Ceylon Daily Mirror
- Type: Daily newspaper
- Format: Tabloid
- Owner: Times of Ceylon Limited
- Founded: 1961
- Ceased publication: 1979
- Language: English
- City: Colombo
- Country: Ceylon
- Sister newspapers: Lankadeepa; Morning Times; Sri Lankadeepa; Sunday Mirror; Sunday Times of Ceylon; The Times of Ceylon; Vanitha Viththi;
- OCLC number: 220071729

= Ceylon Daily Mirror =

The Ceylon Daily Mirror was an English language daily newspaper in Ceylon published by Times of Ceylon Limited (TOCL). Modelled on the British Daily Mirror, it was founded in 1961 and was published from Colombo. In 1966 it had an average net sales of 17,705. It had an average circulation of 17,217 in 1970, 15,995 in 1973 and 8,500 in 1976. It was renamed Daily Mirror in the mid-1970s.
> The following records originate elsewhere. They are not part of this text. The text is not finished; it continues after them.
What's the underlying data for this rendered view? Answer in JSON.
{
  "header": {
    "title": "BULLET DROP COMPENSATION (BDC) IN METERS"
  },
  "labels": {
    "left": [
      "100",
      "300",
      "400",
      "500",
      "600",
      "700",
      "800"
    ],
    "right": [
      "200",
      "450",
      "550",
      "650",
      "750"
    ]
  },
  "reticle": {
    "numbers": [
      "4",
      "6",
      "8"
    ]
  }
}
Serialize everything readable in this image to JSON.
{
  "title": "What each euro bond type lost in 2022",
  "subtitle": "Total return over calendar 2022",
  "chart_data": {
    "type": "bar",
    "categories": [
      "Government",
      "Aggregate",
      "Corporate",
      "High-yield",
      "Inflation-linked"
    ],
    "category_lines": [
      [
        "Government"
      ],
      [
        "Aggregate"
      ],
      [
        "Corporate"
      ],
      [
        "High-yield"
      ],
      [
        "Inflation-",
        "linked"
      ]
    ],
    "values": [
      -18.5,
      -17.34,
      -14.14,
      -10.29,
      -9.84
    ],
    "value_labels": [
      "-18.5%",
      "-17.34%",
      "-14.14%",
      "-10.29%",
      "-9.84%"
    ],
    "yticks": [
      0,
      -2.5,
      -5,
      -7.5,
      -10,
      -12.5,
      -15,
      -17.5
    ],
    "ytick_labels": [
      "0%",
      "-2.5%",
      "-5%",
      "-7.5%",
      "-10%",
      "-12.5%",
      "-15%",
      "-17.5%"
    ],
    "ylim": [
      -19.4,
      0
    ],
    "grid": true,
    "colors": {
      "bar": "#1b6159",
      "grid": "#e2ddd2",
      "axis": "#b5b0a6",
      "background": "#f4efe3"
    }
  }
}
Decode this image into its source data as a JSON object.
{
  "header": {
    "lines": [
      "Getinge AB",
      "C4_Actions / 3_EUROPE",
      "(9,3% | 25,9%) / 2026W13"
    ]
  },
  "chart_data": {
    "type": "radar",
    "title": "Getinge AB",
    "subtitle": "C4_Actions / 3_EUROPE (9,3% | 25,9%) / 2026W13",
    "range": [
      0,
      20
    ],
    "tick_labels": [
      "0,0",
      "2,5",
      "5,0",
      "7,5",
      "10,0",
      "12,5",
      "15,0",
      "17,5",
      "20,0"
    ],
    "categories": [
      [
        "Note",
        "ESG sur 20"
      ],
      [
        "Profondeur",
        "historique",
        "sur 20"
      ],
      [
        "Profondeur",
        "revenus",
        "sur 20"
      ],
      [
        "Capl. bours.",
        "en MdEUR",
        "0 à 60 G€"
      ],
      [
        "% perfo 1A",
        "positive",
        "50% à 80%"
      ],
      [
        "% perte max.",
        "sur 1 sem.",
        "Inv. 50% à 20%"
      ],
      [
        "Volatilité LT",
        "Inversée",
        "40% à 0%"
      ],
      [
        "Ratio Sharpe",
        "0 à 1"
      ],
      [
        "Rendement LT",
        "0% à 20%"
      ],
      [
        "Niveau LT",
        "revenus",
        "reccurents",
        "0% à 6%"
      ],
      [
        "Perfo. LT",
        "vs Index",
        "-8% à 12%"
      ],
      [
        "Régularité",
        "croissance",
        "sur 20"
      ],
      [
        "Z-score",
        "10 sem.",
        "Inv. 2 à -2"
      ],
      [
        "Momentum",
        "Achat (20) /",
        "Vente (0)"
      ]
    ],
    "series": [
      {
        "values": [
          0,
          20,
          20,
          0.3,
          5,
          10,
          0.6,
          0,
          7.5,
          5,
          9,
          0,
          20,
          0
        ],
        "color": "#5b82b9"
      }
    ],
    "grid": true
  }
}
It ceased publication in 1979.

TOCL was nationalised by the Sri Lankan government in August 1977. The state-run TOCL faced financial and labour problems and on 31 January 1985 it and its various publications closed down. Ranjith Wijewardena, chairman of Associated Newspapers of Ceylon Limited (ANCL) before it was nationalised in July 1973, bought the trade names and library of the TOCL publications in 1986. Wijewardena's company, Wijeya Newspapers, subsequently started various newspapers using the names of former TOCL publications. The Midweek Mirror, later renamed The Daily Mirror, started publishing in 1995.